The firm which owns the Yorkshire and Clydesdale banks has proposed scrapping its final salary pension schemes.
About 3,500 Yorkshire Bank staff could be affected
National Australia Bank (NAB) is putting the issue of whether to move to a career average pension scheme to a vote of its 9,000 employees in the UK.
NAB admitted such a move would reduce the entitlements of some staff but said it would make the schemes more secure - its UK schemes have a deficit of £426m.
A number of leading firms are reviewing the future of final salary schemes.
RentokilInitial and the Co-operative Group plan to freeze their final salary schemes because of their huge costs while British Airways is reviewing options for its pension provision.
This year, the National Australia Bank has paid a total of £63m into its four UK employee pension schemes and it has pledged to pay an extra £100m into the schemes if the proposals are accepted.

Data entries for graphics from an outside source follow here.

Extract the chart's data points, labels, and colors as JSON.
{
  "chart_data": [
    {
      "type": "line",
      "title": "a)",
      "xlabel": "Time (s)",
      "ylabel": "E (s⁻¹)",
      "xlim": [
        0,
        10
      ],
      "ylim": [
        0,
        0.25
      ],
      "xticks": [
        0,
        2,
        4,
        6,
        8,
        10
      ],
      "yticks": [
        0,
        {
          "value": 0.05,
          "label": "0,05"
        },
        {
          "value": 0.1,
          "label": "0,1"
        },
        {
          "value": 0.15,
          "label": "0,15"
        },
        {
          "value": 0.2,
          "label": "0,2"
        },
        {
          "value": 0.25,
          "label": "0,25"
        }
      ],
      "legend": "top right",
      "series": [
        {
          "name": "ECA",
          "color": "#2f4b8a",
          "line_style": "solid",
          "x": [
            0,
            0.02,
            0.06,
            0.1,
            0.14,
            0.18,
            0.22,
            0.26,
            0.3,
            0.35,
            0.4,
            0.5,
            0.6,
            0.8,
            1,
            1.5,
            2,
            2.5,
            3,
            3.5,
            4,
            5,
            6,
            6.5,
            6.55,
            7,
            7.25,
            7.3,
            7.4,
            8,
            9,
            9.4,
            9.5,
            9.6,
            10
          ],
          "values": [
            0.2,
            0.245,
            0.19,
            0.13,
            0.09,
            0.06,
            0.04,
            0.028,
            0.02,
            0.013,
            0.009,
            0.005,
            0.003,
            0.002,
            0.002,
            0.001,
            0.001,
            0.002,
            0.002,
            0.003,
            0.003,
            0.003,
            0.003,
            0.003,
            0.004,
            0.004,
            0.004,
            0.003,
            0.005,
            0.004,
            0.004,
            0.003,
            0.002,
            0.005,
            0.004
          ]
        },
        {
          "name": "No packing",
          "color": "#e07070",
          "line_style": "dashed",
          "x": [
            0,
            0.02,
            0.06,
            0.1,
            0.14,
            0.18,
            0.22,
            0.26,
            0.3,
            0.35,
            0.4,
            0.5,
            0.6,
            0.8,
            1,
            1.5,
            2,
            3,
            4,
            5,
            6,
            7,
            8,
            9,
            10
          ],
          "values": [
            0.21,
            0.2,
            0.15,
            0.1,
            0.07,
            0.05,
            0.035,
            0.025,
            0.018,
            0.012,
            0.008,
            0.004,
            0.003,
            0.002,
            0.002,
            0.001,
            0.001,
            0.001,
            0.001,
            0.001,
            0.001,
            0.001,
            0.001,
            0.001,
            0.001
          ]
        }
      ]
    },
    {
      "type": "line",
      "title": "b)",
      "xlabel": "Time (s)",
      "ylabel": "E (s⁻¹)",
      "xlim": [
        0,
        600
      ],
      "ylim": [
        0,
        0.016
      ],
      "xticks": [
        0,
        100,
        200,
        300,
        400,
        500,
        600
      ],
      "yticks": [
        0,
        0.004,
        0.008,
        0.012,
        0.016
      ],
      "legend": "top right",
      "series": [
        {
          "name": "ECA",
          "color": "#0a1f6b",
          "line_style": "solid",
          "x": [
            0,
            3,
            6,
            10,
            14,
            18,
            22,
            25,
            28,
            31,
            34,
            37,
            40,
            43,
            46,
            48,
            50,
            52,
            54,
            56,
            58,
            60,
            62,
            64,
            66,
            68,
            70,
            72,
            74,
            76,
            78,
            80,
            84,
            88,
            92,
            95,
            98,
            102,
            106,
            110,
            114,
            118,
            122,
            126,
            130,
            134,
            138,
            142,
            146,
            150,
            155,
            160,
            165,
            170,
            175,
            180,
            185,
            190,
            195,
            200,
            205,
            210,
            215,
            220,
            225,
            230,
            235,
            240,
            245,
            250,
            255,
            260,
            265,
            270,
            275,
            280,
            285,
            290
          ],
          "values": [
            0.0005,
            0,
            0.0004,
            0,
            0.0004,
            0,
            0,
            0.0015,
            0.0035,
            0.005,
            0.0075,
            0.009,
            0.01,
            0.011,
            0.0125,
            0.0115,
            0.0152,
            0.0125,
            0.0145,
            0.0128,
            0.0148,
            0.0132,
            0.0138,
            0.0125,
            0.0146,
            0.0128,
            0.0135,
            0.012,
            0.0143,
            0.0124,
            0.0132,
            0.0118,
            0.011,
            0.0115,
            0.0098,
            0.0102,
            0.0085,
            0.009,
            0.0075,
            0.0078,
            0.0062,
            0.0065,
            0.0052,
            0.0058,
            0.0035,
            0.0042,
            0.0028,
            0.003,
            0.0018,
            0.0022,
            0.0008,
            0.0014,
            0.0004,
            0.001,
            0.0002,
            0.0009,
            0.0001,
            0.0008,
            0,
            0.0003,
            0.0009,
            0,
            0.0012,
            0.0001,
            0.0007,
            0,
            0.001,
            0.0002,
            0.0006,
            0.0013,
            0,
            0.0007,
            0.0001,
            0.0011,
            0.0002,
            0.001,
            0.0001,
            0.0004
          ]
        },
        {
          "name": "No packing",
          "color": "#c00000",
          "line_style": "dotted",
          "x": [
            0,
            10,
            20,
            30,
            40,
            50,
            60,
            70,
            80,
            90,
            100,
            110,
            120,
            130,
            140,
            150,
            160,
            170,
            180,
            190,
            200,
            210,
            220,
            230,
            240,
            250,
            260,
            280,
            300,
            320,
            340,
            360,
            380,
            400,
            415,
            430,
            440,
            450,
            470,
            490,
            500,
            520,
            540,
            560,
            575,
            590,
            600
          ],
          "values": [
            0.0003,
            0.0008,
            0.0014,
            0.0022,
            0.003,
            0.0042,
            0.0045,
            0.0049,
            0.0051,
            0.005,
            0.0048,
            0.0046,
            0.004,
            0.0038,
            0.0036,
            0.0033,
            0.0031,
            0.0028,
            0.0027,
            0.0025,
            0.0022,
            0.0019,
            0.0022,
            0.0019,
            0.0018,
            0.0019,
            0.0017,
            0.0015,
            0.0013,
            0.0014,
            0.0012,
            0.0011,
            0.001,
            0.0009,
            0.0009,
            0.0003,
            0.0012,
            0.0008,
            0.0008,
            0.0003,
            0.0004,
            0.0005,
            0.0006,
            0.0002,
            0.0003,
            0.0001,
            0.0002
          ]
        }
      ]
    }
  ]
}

However, it has warned that it will review the future of all the schemes should staff reject its proposals.
Members of the schemes - about 3,500 at Clydesdale Bank, 3,500 at Yorkshire Bank and 1,000 and National Australia Group Europe - are being asked to vote on the proposed changes by the middle of March.
Striking a balance
NAB said the proposed changes - which will not affect entitlements accrued before 1 April 2006 - would put the company's pension schemes on a "secure footing".

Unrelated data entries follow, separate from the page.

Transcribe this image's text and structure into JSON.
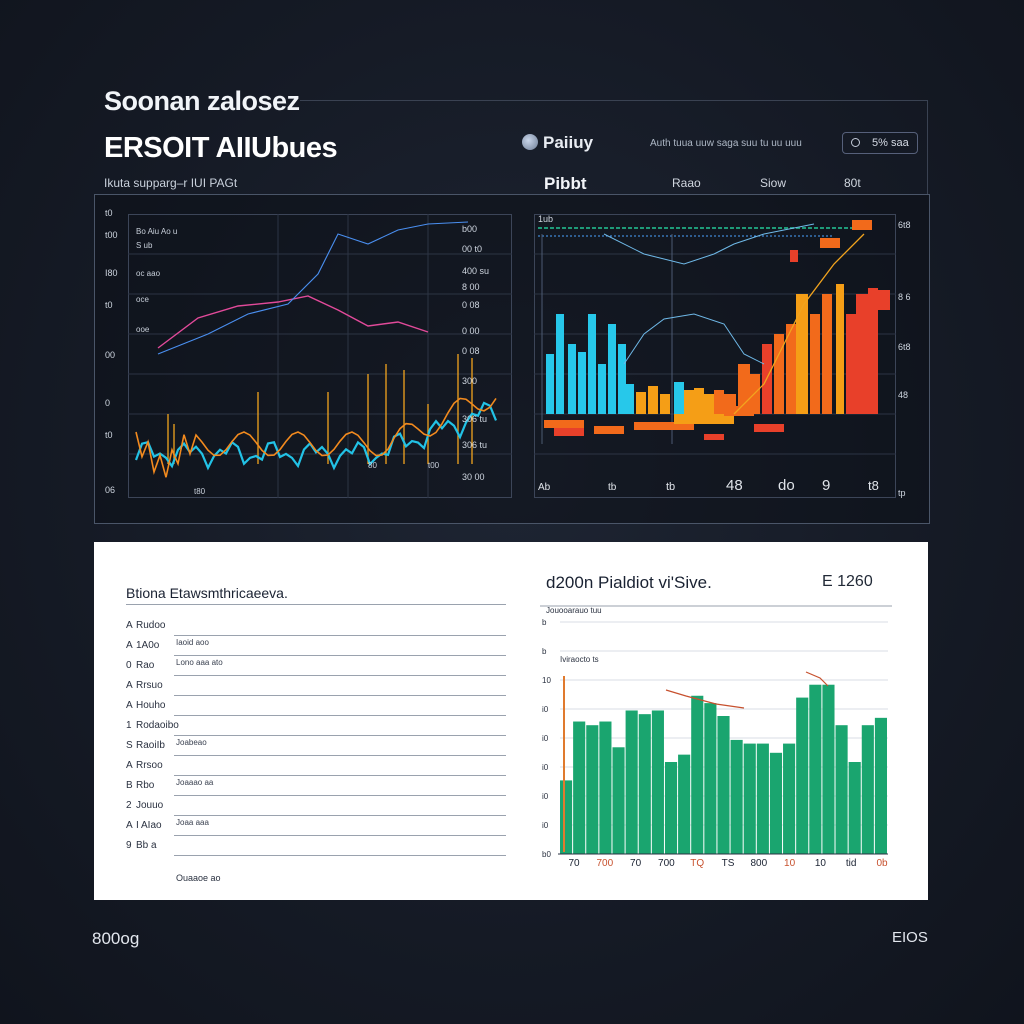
{
  "header": {
    "title": "Soonan zalosez",
    "subtitle": "ERSOIT AIIUbues",
    "caption": "Ikuta supparg–r IUI PAGt"
  },
  "brand": {
    "name": "Paiiuy",
    "filters": "Auth tuua uuw saga suu tu uu uuu",
    "select_value": "5% saa"
  },
  "table_header": {
    "title": "Pibbt",
    "cols": [
      "Raao",
      "Siow",
      "80t"
    ]
  },
  "left_chart": {
    "y_ticks": [
      "t0",
      "t00",
      "I80",
      "t0",
      "00",
      "0",
      "t0",
      "06"
    ],
    "right_ticks": [
      "b00",
      "00 t0",
      "400 su",
      "8 00",
      "0 08",
      "0 00",
      "0 08",
      "300",
      "306 tu",
      "306 tu",
      "30 00"
    ],
    "legend": [
      "Bo Aiu Ao u",
      "S ub",
      "oc aao",
      "oce",
      "ooe"
    ],
    "x_labels": [
      "t80",
      "80",
      "t00"
    ]
  },
  "right_chart": {
    "label": "1ub",
    "x_labels": [
      "Ab",
      "tb",
      "tb",
      "48",
      "do",
      "9",
      "t8"
    ],
    "y_ticks": [
      "6t8",
      "8 6",
      "6t8",
      "48",
      "tp"
    ],
    "accent_bar_colors": [
      "#27c8ea",
      "#f59e16",
      "#f26a1b",
      "#e8402a"
    ]
  },
  "bottom_left": {
    "title": "Btiona Etawsmthricaeeva.",
    "rows": [
      {
        "idx": "A",
        "label": "Rudoo",
        "value": ""
      },
      {
        "idx": "A",
        "label": "1A0o",
        "value": "Iaoid aoo"
      },
      {
        "idx": "0",
        "label": "Rao",
        "value": "Lono aaa ato"
      },
      {
        "idx": "A",
        "label": "Rrsuo",
        "value": ""
      },
      {
        "idx": "A",
        "label": "Houho",
        "value": ""
      },
      {
        "idx": "1",
        "label": "Rodaoibo",
        "value": ""
      },
      {
        "idx": "S",
        "label": "RaoiIb",
        "value": "Joabeao"
      },
      {
        "idx": "A",
        "label": "Rrsoo",
        "value": ""
      },
      {
        "idx": "B",
        "label": "Rbo",
        "value": "Joaaao aa"
      },
      {
        "idx": "2",
        "label": "Jouuo",
        "value": ""
      },
      {
        "idx": "A",
        "label": "I AIao",
        "value": "Joaa aaa"
      },
      {
        "idx": "9",
        "label": "Bb a",
        "value": ""
      }
    ],
    "footnote": "Ouaaoe ao"
  },
  "chart_data": {
    "type": "bar",
    "title": "d200n Pialdiot vi'Sive.",
    "subtitle": "Jouooarauo tuu",
    "legend": "Iviraocto ts",
    "meta": "E 1260",
    "y_ticks": [
      "b",
      "b",
      "10",
      "i0",
      "i0",
      "i0",
      "i0",
      "i0",
      "b0"
    ],
    "x_labels": [
      "70",
      "700",
      "70",
      "700",
      "TQ",
      "TS",
      "800",
      "10",
      "10",
      "tid",
      "0b"
    ],
    "series": [
      {
        "values": [
          40,
          72,
          70,
          72,
          58,
          78,
          76,
          78,
          50,
          54,
          86,
          82,
          75,
          62,
          60,
          60,
          55,
          60,
          85,
          92,
          92,
          70,
          50,
          70,
          74
        ]
      }
    ],
    "ylim": [
      0,
      100
    ],
    "bar_color": "#1aa56f",
    "trend_color": "#c7512e"
  },
  "footer": {
    "left": "800og",
    "right": "EIOS"
  }
}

"We believe the proposals for reform - including the one-off contribution of £100m - to be fair and equitable and to provide a balance between the needs and expectations of scheme members and the long-term viability of the schemes," said Lynne Peacock, chief executive of National Australia Bank's UK operations.
The company said it had consulted with employee representatives and trade union Amicus before announcing the proposed changes.
It is currently scaling back its UK operations, planning to cut 1,700 jobs and close 100 branches over the next few years.
The bank's chief operating officer David Thorburn said that, in the long term, it would be good for employees.
Speaking to BBC Radio Scotland, he added: "No one is going to wave a magic wand and take the deficit away - unless we do something about it, the fund will not be able to meet its liabilities as people retire over the next few decades.
"With these proposals, the fund will be back on a sustainable footing and people can look forward to their retirements."